If you’re a full-stack engineer or technical architect willing to learn production-grade enterprise agents, you need architecture, security, and type-safe systems. That’s why we builtAgentSwarms.fyi—the ultimate hands-on educational platform for teaching agentic AI and multi-agent workflows. 🚀 The Core AgentSwarms Ecosystem: Real-World Architectures: Skip the generic hello-world loops. Learn production-grade systems like human-in-the-loop validation, automated multi-platform content multiplexers, and secure code-sandbox environments.
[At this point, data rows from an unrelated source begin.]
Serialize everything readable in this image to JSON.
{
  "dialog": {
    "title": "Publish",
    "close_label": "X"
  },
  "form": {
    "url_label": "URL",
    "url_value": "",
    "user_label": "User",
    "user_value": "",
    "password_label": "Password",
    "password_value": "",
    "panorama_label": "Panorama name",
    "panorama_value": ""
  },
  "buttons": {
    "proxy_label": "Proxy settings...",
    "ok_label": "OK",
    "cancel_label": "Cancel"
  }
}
Deterministic Cloud Guardrails: Deep dives into multi-cloud token economics, dynamic cost-optimized routing, and model evaluation metrics. Grassroots Engineering Focus: No corporate marketing fluff. Just raw, practical code patterns designed to bridge the gap between fragile prototypes and stable cloud deployments. 💣 The New Drop: 60+ Browser-Native TypeScript Notebooks We just completely re-engineered our learning workspace. We’ve added 60+ fully interactive TypeScript Notebooks running 100% natively in your browser. No pip install dependency hell, no local Docker setup, and zero environment friction. Read the architecture, tweak the system prompts or Zod schemas, hit play, and watch the streaming terminal execute live across the five absolute best frameworks in the ecosystem: 🟢 LangChain.js (Fundamentals & Middleware Guardrails) 🔀 LangGraph.js (Cyclic Graphs & Stateful Orchestration) 💾 LlamaIndex.ts (Sentence-Window Retrieval & RAG Triad Evals) ⚡ Vercel AI SDK (Streaming UI Integration) 🤖 OpenAI Agents SDK (Lightweight, low-boilerplate loops) Stop passively scrolling through video courses. Open a canvas, break the graph nodes, and start compiling real multi-agent swarms. 👉 Dive in for free: agentswarms.fyi/learn submitted by /u/Outside-Risk-8912 [link] [comments]
View originalLearn Agentic AI with quick, easy to run hands on labs, visual canvases and notebooks for free!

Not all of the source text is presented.